Yesterday I talked to an AI safety researcher who said he’s pretty sure alignment will be solved by default. But whenever he talks to people about this, they just say “surely you don’t think it’s >99% likely? shouldn’t you just keep working for the sake of that 1% chance?”
Obviously there’s something real here − 1% of huge is huge. But equally—people should notice and engage when their top priority just got arguably 100x less important! And people should be socially-allowed to step back from pushing the boulder.
The idea that safety is the only thing that matters is pretty load-bearing for many people in this community, and that seems bad for epistemics and for well-being.
I’ve noticed similar feelings in myself—I think part of it is being stuck in the 2014 or even 2020 vibe of “jesus christ, society needs to wake up! AGI is coming, maybe very soon, and safety is a huge deal.” Now—okay, society-at-large still mostly doesn’t care, but—relevant bits of society (AI companies, experts, policymakers) are aware and many care a lot.
And if safety isn’t the only-overwhelming-priority, if it’s a tens of percents thing and not a 1-epsilon thing, we ought to care about the issues that persist when safety is solved—things like “how the hell does society actually wield this stuff responsibly”, “how do we keep it secure”, etc. And issues that frankly should have always been on the table, like “how do we avoid moral atrocities like torturing sentient AIs at scale”.
And on a personal & social level, we ought to care about investments that help us grapple with the situation—including supporting people as they step back from engaging directly with the problem, and try to figure out what else they could or should be doing.
Alignment by default is a minority opinion. Surveying the wide range range of even truly informed opinions, it seems clear to me that we collectively don’t know how hard alignment is.
But that doesn’t mean technical alignment is the only thing worth caring about, even if you’re a utilitarian. Societal issues surrounding AI could be crucial for success, and support for people doing work on AI safety are crucial even on a model in which AI is the most important topic. There’s also public outreach and lobbying work to be done.
And of course everyone needs to make prioritize their own emotional health so they can keep working on anything effectively.
Totally. I think it’s “arguable” in the sense of inside-views, not outside-views, if that makes sense? Like: it could be someone’s personal vibe that alignment-by-default is >99%. Should they have that as their all-things-considered view? Seems wrong to me, we should be considerably more uncertain here.
But okay, then: we should have some spread of bets across different possible worlds, and put a solid chunk of probability on alignment by default. Even if it’s a minority probability, this could matter a lot for what you actually try to do!

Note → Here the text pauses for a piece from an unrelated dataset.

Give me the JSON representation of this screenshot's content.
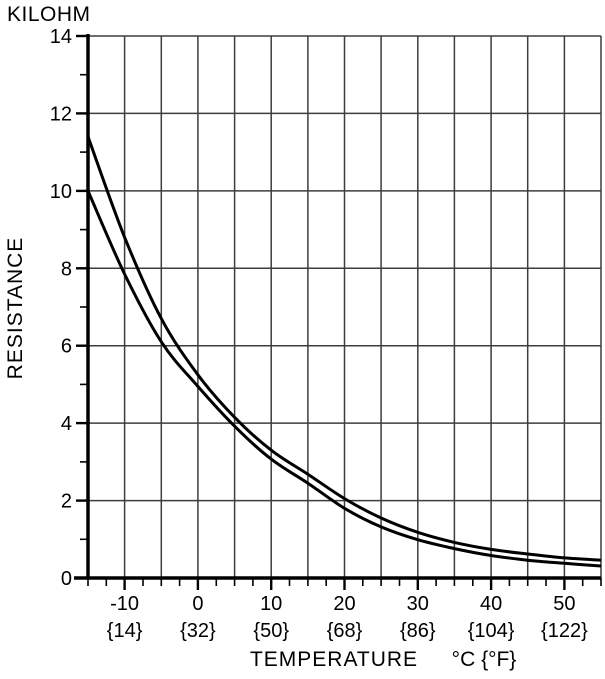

For example: I think worlds with short timelines, hard takeoff, and no alignment-by-default are pretty doomed. It’s easy to focus on those worlds and feel drawn to plans that are pretty costly and are incongruent with virtue and being-good-collaborators. e.g. “we should have One Winning AGI Project that’s Safe and Smart Enough to Get Things Right”, the theory of victory that brought you OpenAI.
My intuition is that worlds with at least one of those variables flipped tend to convergently favor solutions that are more virtuous / collaborative and are more likely to fail gracefully.
(I’m tired and not maximally articulate rn, but could try to say more if that feels useful.)
If alignment by default is not the majority opinion, then what is (pardon my ignorance as someone who mostly interacts with alignment community via LessWrong)? Is it 1) that we are all ~doomed or 2) that alignment is hard but we have a decent shot at solving it or 3) something else entirely?
I got a feeling like people used to be a lot more pessimistic about our chances of survival in 2023 than in 2024 or 2025 (in other words, pessimism seems to be going down somewhat), but I could be completely wrong about this.